Toque-se agora toda a vuvuzela,
junte-se ao inferno os carrilhões de Mafra,
e bata-se as sacrossantas tampas de panela,
celebrando um ano novo por meio de um velho.
Enfim separou-se a tua Ibéria da Europa,
arrastada pelo oceano salgado fora
por um bando de estorninhos em desalinho,
à esquerda,
por um elefante com cornaca,
à direita,
e no centro o cão Ardent ganindo, Caim, caim.
Hoje, e por tua conta,
se atirarmos pedra ao mar, flutua,
se riscarmos o chão, o risco perdura,
se construírmos passarola, de vontades voa,
depois de desmontarmos o cerco de Lisboa.
Neste ano da tua morte,
quem foi que nos disse, José,
que apenas se perde um pai, Não sei,
Pois a tua ausência deixou-me objecto quase,
de lágrima-cão no olho. Hoje cega-se em branco.
António José Lopes
Lisboa, 18 de Junho de 2010
3 comentários:
É um texto que requer saber o conteúdo de algumas obras de JS. Não é fácil. E quem leu sabe que a pedra não flutuou, antes chapou no mar por uma distância incrível dado o peso da pedra e a força do personagem, Joaquim Sassa, empregado de escritório, mais solitário do que solteiro, do Porto, proprietário do Dois Cavalos.

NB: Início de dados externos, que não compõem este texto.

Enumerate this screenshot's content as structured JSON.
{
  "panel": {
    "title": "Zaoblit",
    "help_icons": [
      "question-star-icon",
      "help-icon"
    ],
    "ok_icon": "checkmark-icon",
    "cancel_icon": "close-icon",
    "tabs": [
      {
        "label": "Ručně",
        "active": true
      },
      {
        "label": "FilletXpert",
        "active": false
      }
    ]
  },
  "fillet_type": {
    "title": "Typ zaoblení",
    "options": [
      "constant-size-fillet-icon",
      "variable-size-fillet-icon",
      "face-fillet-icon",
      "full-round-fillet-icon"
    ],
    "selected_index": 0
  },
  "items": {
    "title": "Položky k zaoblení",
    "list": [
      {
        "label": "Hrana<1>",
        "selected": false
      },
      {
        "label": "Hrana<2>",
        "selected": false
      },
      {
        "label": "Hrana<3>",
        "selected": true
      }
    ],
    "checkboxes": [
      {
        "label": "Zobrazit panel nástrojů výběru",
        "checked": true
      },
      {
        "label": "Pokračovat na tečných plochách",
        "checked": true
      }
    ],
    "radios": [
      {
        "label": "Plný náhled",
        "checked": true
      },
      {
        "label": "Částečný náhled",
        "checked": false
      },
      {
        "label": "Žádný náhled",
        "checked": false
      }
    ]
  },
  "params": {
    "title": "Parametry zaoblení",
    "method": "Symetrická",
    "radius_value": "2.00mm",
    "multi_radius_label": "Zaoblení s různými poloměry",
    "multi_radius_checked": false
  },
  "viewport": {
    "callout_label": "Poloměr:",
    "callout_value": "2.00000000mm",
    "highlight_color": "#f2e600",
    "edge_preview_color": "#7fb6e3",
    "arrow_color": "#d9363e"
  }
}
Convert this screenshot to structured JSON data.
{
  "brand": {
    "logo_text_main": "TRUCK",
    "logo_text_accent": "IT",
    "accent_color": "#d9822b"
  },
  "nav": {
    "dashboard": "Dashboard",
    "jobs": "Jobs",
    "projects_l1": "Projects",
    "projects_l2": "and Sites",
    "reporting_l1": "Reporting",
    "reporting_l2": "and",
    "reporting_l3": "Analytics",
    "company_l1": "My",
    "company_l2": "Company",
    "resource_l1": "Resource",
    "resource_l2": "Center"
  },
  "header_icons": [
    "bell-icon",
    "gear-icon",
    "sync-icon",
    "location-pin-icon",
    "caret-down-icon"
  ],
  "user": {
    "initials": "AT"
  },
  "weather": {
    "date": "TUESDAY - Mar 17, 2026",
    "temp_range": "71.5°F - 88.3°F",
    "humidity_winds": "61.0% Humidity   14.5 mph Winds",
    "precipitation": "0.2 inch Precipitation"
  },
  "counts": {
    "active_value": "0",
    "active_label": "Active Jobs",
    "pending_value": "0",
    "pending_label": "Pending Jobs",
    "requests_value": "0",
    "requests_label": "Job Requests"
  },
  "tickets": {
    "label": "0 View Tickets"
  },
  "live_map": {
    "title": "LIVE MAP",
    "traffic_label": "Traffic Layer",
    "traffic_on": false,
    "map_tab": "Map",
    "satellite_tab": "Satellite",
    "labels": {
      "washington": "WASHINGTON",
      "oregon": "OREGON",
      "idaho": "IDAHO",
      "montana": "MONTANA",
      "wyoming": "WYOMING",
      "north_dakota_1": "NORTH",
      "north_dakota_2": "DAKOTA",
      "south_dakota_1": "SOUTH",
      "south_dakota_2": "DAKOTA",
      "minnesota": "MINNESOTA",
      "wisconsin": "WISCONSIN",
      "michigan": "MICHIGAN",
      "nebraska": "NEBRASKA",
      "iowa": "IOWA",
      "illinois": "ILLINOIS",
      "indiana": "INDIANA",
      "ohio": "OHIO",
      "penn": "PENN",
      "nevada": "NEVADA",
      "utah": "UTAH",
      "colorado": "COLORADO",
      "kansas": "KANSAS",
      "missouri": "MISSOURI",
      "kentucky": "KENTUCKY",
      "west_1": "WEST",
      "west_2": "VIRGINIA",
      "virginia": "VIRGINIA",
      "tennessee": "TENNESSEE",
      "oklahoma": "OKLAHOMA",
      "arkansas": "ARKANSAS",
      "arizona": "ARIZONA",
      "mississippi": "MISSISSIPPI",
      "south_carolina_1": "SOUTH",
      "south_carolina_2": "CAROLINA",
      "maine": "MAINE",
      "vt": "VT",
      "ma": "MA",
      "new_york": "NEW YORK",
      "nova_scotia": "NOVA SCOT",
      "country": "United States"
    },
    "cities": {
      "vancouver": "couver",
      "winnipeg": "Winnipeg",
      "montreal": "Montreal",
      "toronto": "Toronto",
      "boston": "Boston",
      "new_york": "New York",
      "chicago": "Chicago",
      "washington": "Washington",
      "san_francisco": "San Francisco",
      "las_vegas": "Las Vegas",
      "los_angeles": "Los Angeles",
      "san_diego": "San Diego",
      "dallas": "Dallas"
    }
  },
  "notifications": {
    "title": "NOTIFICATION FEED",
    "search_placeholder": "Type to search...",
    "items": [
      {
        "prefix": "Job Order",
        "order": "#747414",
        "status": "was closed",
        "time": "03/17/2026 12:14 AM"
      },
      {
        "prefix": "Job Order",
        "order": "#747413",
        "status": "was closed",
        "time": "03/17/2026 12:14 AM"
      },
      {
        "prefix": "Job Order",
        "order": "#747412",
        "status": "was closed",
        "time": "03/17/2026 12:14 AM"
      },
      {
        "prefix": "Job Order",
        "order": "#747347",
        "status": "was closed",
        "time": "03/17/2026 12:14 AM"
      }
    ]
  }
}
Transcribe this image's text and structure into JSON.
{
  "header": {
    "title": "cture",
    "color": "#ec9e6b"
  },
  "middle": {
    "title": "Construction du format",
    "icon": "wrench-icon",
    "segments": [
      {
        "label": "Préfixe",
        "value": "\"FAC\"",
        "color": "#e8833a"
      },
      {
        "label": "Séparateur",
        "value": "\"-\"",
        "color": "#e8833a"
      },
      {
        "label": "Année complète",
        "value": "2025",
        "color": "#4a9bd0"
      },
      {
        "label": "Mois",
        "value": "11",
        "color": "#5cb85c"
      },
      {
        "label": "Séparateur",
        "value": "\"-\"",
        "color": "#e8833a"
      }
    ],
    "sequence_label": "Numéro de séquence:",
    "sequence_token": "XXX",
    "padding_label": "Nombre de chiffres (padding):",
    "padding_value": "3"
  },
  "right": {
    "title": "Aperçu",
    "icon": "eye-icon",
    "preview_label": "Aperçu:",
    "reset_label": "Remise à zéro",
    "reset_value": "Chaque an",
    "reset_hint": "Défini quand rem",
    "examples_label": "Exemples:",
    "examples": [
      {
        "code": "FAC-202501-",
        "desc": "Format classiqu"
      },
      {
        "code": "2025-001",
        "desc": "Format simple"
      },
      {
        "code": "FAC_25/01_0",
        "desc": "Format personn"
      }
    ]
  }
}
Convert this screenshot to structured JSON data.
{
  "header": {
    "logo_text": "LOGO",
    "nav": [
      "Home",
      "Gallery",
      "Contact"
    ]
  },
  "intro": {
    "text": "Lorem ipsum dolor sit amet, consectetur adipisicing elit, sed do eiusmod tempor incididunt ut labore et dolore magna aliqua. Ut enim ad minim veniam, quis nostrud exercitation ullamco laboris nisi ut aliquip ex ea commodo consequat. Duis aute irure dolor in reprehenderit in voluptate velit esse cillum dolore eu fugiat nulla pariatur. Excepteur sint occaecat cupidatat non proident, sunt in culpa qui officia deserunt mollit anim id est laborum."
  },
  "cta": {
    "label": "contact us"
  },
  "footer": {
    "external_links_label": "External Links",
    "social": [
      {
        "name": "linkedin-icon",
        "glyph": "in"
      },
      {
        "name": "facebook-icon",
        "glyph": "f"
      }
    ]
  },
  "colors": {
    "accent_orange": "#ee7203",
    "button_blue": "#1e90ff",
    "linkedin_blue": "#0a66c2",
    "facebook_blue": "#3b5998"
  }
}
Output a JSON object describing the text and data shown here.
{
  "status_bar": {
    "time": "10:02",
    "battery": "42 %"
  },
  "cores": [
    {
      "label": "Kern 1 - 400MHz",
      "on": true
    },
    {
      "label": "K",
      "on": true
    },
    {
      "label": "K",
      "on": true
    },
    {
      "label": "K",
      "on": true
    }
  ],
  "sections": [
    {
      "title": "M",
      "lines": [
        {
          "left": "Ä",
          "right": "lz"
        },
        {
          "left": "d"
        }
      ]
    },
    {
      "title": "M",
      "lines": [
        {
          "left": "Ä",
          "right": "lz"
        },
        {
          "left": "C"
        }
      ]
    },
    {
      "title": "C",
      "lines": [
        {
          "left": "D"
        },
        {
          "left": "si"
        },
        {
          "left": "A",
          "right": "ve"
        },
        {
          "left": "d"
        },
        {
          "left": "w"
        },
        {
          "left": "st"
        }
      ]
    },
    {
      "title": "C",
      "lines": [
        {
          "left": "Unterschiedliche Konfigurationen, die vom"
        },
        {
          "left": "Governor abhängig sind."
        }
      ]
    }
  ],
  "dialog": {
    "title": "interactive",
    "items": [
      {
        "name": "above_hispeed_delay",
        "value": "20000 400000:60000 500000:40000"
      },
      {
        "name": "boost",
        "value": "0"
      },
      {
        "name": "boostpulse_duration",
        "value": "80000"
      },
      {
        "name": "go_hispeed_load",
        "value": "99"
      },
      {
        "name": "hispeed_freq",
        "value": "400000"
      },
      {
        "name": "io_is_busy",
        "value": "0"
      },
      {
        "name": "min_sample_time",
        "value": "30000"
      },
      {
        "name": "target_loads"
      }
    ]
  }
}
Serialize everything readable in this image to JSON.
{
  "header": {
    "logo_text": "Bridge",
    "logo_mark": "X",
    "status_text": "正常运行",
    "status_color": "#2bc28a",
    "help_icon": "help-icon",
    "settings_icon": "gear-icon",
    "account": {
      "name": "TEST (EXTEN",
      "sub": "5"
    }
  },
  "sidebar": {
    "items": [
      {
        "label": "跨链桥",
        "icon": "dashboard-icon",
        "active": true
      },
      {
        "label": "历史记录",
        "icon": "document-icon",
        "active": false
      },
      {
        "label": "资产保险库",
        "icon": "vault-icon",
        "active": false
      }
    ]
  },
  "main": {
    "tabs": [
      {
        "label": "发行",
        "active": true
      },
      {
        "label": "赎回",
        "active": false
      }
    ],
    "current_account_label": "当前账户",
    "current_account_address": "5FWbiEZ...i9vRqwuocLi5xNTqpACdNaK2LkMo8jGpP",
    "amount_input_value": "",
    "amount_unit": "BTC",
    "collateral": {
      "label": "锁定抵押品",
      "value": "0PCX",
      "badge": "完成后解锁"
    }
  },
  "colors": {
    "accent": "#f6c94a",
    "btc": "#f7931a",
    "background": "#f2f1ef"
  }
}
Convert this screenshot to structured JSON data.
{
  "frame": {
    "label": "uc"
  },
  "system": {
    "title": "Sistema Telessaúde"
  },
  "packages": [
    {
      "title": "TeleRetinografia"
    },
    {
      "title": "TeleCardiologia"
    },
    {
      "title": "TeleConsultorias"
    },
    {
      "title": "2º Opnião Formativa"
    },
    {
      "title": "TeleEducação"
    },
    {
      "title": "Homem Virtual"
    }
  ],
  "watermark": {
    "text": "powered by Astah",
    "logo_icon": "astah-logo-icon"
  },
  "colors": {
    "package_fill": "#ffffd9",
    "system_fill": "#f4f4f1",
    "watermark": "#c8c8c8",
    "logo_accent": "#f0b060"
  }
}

Uma homenagem singela, despretensiosa, com algumas referências curiosas às parábolas de Saramago. Um poema, que só por si, não carece tanto de rigor factual, na minha modestíssima opinião. O que é que não é fácil? O texto ou o conhecimento detalhado do conteúdo das obras de Saramago? Ou a sua interpretação?
@aliusvetus. Não é fácil, no sentido quotidiano de fácil; que nem tudo o que no poema é dito é explicado, tenha-se ou não lido as obras de Saramago. Mas entendo o poeta, que, no uso da sua licença, modificou um facto de uma obra de ficção para ganhar efeito em um dos versos.